L’éco-conduite, une règle indispensable en déplacement

Modifié le : 
15 déc 2016
Environ 45% des coûts d’un véhicule sont liées au comportement du conducteur (niveau de consommation, sinistralité,...). De plus, avec l’essor du covoiturage en entreprise, les compétences du conducteurs sont au cœur des préoccupations, pour garantir des déplacements en toute sécurité. Il faut établir une certaine confiance et rappeler les règles de la conduite: celles de l’éco-conduite en particulier.

Revoir ses habitudes pour adopter l’éco-conduite

L’éco-conduite consiste à adopter des bonnes pratiques au volant, pour diminuer le risque d’accident et réduire la consommation de carburant.

Des formations à l’éco-conduite (inscrites au plan de formation) peuvent être proposées par l’entreprise notamment pour les personnes souvent amenées à se déplacer ou ayant été impliquée dans un accident. Les nouveaux véhicules disposent de plus en plus souvent de solutions télématiques embarquées permettant une remontée d’informations aux conducteurs. Par ailleurs, de nombreuses applications se développent et proposent des conseils personnalisés d’éco-conduite.

Les retours des entreprises s’étant engagées sont positifs : réduction de la sinistralité de 30 à 40%, réduction des consommations de 15% en moyenne, et les émissions de CO2 réduites de 12.5%.

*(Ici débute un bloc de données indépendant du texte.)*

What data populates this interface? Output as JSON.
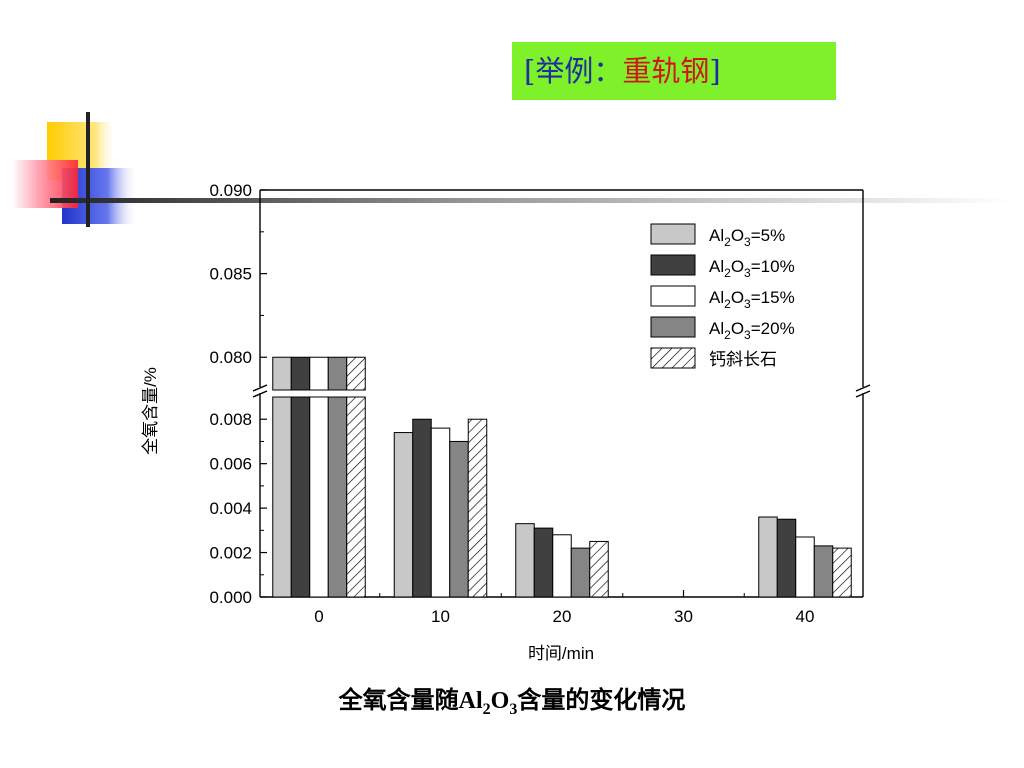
{
  "slide": {
    "title_prefix": "[举例：",
    "title_main": "重轨钢",
    "title_suffix": "]",
    "caption_a": "全氧含量随Al",
    "caption_sub1": "2",
    "caption_b": "O",
    "caption_sub2": "3",
    "caption_c": "含量的变化情况"
  },
  "chart_data": {
    "type": "bar",
    "xlabel": "时间/min",
    "ylabel": "全氧含量/%",
    "categories": [
      "0",
      "10",
      "20",
      "30",
      "40"
    ],
    "y_axis": {
      "broken": true,
      "lower_range": [
        0.0,
        0.009
      ],
      "upper_range": [
        0.0784,
        0.09
      ],
      "lower_ticks": [
        "0.000",
        "0.002",
        "0.004",
        "0.006",
        "0.008"
      ],
      "upper_ticks": [
        "0.080",
        "0.085",
        "0.090"
      ]
    },
    "series": [
      {
        "name": "Al2O3=5%",
        "label_parts": [
          "Al",
          "2",
          "O",
          "3",
          "=5%"
        ],
        "color": "#c8c8c8",
        "hatched": false,
        "values": [
          0.08,
          0.0074,
          0.0033,
          null,
          0.0036
        ]
      },
      {
        "name": "Al2O3=10%",
        "label_parts": [
          "Al",
          "2",
          "O",
          "3",
          "=10%"
        ],
        "color": "#404040",
        "hatched": false,
        "values": [
          0.08,
          0.008,
          0.0031,
          null,
          0.0035
        ]
      },
      {
        "name": "Al2O3=15%",
        "label_parts": [
          "Al",
          "2",
          "O",
          "3",
          "=15%"
        ],
        "color": "#ffffff",
        "hatched": false,
        "values": [
          0.08,
          0.0076,
          0.0028,
          null,
          0.0027
        ]
      },
      {
        "name": "Al2O3=20%",
        "label_parts": [
          "Al",
          "2",
          "O",
          "3",
          "=20%"
        ],
        "color": "#858585",
        "hatched": false,
        "values": [
          0.08,
          0.007,
          0.0022,
          null,
          0.0023
        ]
      },
      {
        "name": "钙斜长石",
        "label_parts": [
          "钙斜长石"
        ],
        "color": "#ffffff",
        "hatched": true,
        "values": [
          0.08,
          0.008,
          0.0025,
          null,
          0.0022
        ]
      }
    ],
    "legend": "top-right",
    "grid": false
  },
  "decor": {
    "yellow": "#ffcc00",
    "blue": "#2233cc",
    "red": "#ff3344"
  }
}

Ces mesures sont à rappeler régulièrement dans l’entreprise par les responsables de la mobilité. En effet, sans ce rappel les bénéfices enregistrés diminuent et les “anciennes habitudes” reprennent le dessus. L’éco-conduite est bien sûr valable pour tous les trajets, aussi bien des trajets habituels entre le domicile et le travail que des déplacements personnels ou professionnels.

Bonnes pratiques : ce qu’il faut savoir pour mieux conduire

  • Entretien de sa voiture : la pression et l’état des pneus doivent être vérifiés au moins une fois par mois, et systématiquement avant un trajet important. Même conseil pour le filtre à air : lorsqu’il est bouché, il entraîne une surconsommation de carburant.
  • Au démarrage : il n’est pas nécessaire d’appuyer sur la pédale d’accélérateur. Il est tout aussi inutile de laisser chauffer son moteur à l’arrêt : il suffit de le solliciter avec douceur dans les premiers kilomètres. En cas d’arrêt prolongé, il est préférable de stopper le moteur plutôt que de le laisser tourner au ralenti.
  • Sur le trajet : la vitesse supérieure peut être passée dès 2500 tours / minute pour une voiture essence, 2000 tours / minutes pour un véhicule diesel : éviter le surrégime du moteur économise jusqu’à 20 % de carburant. Les accélérations abruptes sont déconseillées. Une meilleure anticipation de la route évite les freinages brusques et permet d’utiliser le frein moteur.

Enfin, l’éco-conduite c’est aussi… ne pas conduire ! Pour des trajets courts, il est toujours préférable de privilégier la marche à pied, le vélo ou simplement de choisir son moment pour regrouper des petits déplacements.